Ferrigno received mediocre grades in the title role. Adler found that his "interpretation rarely goes beyond flexing his pectorals, but at least he looks earnest". Uricchio deemed that "Ferrigno's only requirement is to arrange his face in the appropriate expression, and this he does well." On the other hand, Edgar called Ferrigno's leading role "a major flaw", adding that "his massive body can't compensate for the lack of expertise." Steve Watkins of the Tallahassee Democrat concurred and observed that Ferrigno is "no actor". Variety opined that "[a]lthough dubbed by another, Lou Ferrigno is perfectly affable, and physically (if not physiognomically) he more than lives up to his billing." Writing for Wilmington Star-News, Steelman noted that "Ferrigno makes Arnold Schwarzenegger look like a 90-pound weakling", as he "flexes his pectorals frequently", and added that the bodybuilder is "obviously supposed to appeal to the mommies in the audience". Kansas City Stars Trussell agreed it was mostly a physical performance, writing that "Mr. Ferrigno grunts, puffs, sweats and flexes a lot in the title role".

===Retrospective===
On Rotten Tomatoes, the film has a 25 percent rating based on 8 reviews, with an average rating of 2.2/10.

Francesco Mininnin of Magazine italiano TV found that "Cozzi tries to rekindle the success of the mythological genre [...] But the era of musclemen is gone, and Lou Ferrigno really is not a worthy actor." In his Movie Guide, Leonard Maltin called the movie "silly" and "special-effects-laden", but mentioned that Ferrigno "is undeniably well cast". Writing for AllMovie, Eleanor Mannikka summed it up as a "difficult challenge to conquer", and her colleague Jeremy Wheeler wrote: "Completely surreal and immensely cheesy, Luigi Cozzi's first Hercules film is an effort in excess [that picks ups] where his amazing Starcrash left off." In his book Epic Films, Gary Allen Smith remarked that "the production design is imaginative, considering the limitations of the budget, but the visuals are often marred by poor quality of the special effects." He also found that Ferrigno made for a "thoroughly convincing Hercules". In 2014, Decider named Ferrigno the tenth "hottest onscreen Hercules ever". When Starburst re-reviewed the film in 2016, Andrew Husk deemed that "this film does have some appeal.
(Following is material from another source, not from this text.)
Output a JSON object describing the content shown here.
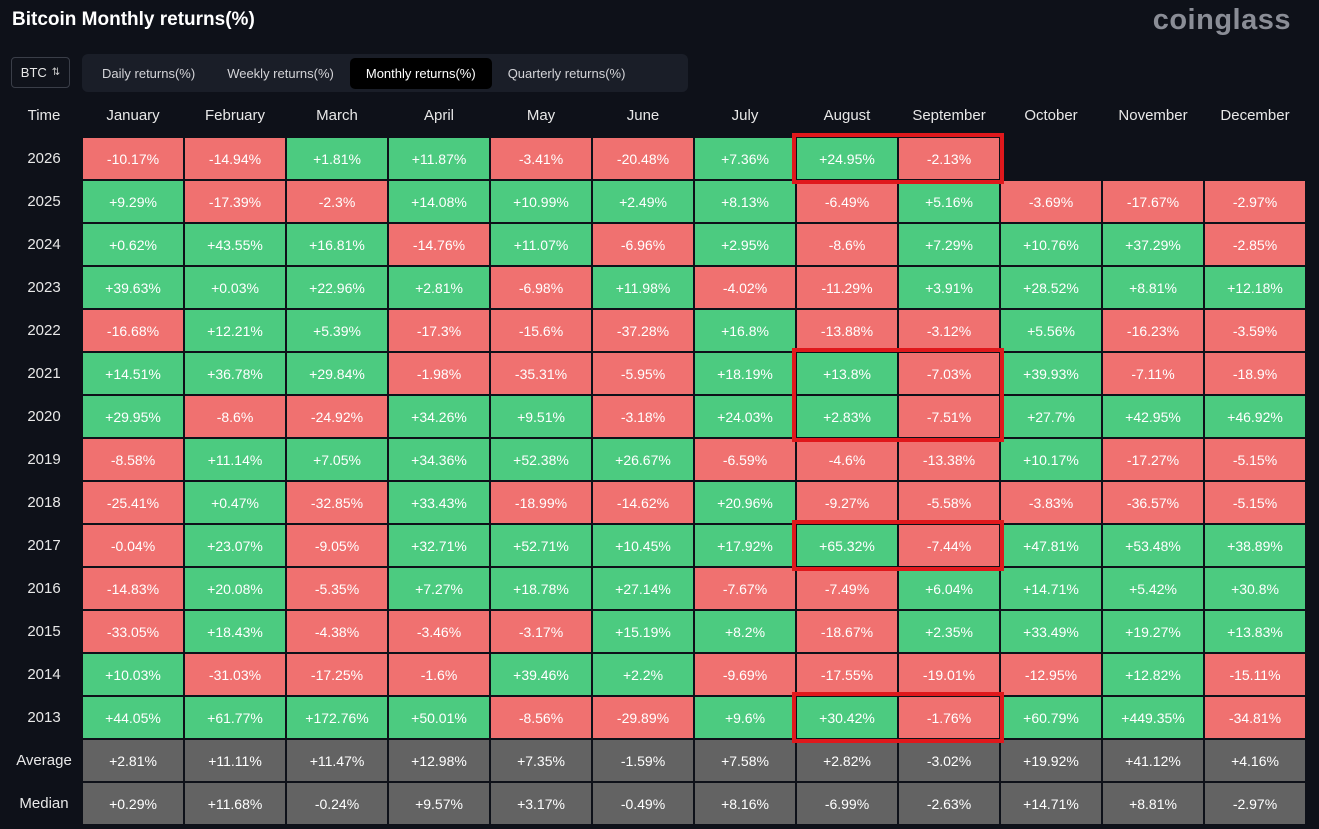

As with all cult movies, they are for a very specific audience. [...] It is a fun adventure film, by the poor dialogue and awful characters making it more of a comedy than a serious fantasy film."

===Accolades===

| Year | Award | Category | Subject | Result | Ref. |
| 1983 | Brussels International Fantastic Film Festival | Golden Raven | —N/a | Nominated |  |
| 1983 | Stinkers Bad Movie Award | Worst Picture | —N/a | Shortlisted |  |
| 1984 | Golden Raspberry Award | Worst Actor | Lou Ferrigno | Nominated |  |
| Worst New Star | Won |
| Worst Supporting Actress | Sybil Danning | Won |
| Worst Screenplay | Luigi Cozzi | Nominated |
| Worst Picture | Menahem Golan, Yoram Globus | Nominated |

==Sequel==
A sequel, The Adventures of Hercules, was released in Italy on 2 May 1985.